The Bengals liked his blocking ability and singled him out as their potential top pick " Alexander texted him almost daily besides attending his workouts. Still, they wanted make sure they weren't making a big mistake by taking him with the sixth overall pick.

So, Lewis told his offensive line coach to make an unannounced visit. Alexander called Smith on Thursday morning and said he was on his way to Alabama to check his weight.

"I was really caught off-guard," Smith said. "I wasn't expecting it. It went really well. A lot of people say I tend to blow up in the offseason. I was 337 (pounds) when coach Alexander weighed me."

That was only seven pounds over his playing weight. It was enough to clinch the deal.

Smith could move into a starting role quickly, assuming he doesn't have a long contract negotiation. The Bengals lost right tackle Stacy Andrews to Philadelphia in free agency, and left tackle Levi Jones has been limited by a series of injuries the last few years.

Smith's main job will be protecting Palmer, whom he met in another unexpected encounter. When he got on his flight for a predraft workout in Cincinnati, Smith saw Palmer sitting across the aisle.

"I told him, 'Put in a good word for me,"' Smith said.

Smith's weight was worth more than a good word.

With that problem addressed, the Bengals went for another Southern California linebacker in the second round, looking to improve their anemic pass rush. Rey Maualuga will be reunited with former USC linebacker Keith Rivers, who was the Bengals' top pick last year.

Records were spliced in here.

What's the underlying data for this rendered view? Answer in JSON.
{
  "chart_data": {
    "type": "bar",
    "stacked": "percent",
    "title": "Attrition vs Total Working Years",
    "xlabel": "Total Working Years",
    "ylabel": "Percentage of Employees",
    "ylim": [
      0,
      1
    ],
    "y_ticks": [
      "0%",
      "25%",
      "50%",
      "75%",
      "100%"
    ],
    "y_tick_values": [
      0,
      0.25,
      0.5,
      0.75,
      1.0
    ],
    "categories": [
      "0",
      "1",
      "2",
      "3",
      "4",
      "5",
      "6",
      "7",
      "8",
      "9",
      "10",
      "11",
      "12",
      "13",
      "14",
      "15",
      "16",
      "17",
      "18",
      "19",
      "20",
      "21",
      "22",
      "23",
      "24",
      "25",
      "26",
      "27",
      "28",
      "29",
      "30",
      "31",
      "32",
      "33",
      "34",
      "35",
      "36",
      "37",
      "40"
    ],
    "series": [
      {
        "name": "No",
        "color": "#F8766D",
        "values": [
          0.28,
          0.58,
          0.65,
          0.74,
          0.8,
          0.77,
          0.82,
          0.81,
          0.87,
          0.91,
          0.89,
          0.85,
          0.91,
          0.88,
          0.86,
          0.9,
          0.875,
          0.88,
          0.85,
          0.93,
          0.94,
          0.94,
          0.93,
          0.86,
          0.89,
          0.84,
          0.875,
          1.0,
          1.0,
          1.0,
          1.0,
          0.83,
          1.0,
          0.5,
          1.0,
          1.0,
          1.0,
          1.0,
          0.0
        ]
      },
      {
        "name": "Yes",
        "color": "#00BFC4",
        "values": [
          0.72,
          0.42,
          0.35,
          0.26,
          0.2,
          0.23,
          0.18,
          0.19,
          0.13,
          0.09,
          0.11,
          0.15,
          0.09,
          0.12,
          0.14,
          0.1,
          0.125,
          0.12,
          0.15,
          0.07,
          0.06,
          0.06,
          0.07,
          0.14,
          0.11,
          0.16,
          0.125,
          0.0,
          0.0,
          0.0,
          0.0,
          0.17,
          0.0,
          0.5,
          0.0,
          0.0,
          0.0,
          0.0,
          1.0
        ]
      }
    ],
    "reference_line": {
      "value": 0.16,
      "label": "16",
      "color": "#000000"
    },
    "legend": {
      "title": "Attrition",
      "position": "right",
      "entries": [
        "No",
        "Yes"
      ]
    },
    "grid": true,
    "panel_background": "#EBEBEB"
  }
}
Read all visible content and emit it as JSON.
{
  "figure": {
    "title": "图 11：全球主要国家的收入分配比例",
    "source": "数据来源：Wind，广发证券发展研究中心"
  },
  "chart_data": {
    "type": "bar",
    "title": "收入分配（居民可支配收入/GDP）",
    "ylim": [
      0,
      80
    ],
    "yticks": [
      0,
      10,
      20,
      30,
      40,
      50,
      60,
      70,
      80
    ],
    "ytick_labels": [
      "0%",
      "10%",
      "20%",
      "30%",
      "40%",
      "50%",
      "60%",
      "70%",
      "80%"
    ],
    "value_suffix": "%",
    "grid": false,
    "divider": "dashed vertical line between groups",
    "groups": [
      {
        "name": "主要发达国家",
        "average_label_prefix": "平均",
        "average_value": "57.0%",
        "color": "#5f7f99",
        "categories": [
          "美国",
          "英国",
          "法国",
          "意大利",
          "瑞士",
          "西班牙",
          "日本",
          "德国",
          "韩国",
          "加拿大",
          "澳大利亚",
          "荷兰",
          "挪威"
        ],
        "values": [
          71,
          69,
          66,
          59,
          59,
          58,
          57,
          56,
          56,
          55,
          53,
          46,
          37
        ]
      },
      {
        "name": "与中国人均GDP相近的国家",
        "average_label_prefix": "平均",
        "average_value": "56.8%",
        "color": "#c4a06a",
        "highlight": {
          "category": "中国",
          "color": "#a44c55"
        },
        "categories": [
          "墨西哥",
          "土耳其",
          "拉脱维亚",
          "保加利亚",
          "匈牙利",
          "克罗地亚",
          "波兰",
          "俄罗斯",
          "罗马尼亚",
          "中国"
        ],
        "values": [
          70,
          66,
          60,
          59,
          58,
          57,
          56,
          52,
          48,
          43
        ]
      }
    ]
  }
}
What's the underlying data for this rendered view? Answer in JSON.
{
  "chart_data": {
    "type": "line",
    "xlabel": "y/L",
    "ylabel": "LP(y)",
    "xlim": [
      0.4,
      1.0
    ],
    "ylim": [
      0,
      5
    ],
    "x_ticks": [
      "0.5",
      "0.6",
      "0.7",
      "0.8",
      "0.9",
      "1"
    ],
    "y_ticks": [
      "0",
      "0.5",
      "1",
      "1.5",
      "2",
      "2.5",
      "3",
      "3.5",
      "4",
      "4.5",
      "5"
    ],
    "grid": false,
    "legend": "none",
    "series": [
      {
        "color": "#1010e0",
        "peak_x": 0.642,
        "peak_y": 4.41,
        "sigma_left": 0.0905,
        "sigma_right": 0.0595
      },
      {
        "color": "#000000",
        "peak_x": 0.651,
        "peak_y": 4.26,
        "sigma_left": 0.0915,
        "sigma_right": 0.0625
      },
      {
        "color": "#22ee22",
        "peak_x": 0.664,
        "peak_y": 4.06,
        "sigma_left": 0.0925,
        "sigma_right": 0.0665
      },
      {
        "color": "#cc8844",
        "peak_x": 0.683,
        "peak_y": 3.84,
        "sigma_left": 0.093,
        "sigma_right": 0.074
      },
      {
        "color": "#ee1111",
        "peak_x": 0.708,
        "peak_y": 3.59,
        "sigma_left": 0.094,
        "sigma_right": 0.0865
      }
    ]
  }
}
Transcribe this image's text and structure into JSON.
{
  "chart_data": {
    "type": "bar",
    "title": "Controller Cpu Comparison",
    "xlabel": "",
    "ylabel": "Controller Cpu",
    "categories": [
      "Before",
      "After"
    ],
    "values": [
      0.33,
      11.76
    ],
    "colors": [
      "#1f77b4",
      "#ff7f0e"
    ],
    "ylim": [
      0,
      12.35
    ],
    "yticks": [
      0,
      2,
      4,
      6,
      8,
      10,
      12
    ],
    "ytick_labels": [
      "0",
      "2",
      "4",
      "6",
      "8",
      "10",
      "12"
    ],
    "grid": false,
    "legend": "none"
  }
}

The Bengals liked Maualuga so much that they considered taking him in the first round if they traded down from the sixth spot. They got some insights about him from Rivers, who will be his teammate again.

"It'll be a great feeling," Maualuga said. "We talked and he'd play around saying, 'I'm trying to get one of you (Southern Cal) linebackers to come and play with us,' whether it's Brian Cushing or Clay Matthews or myself. It actually happened."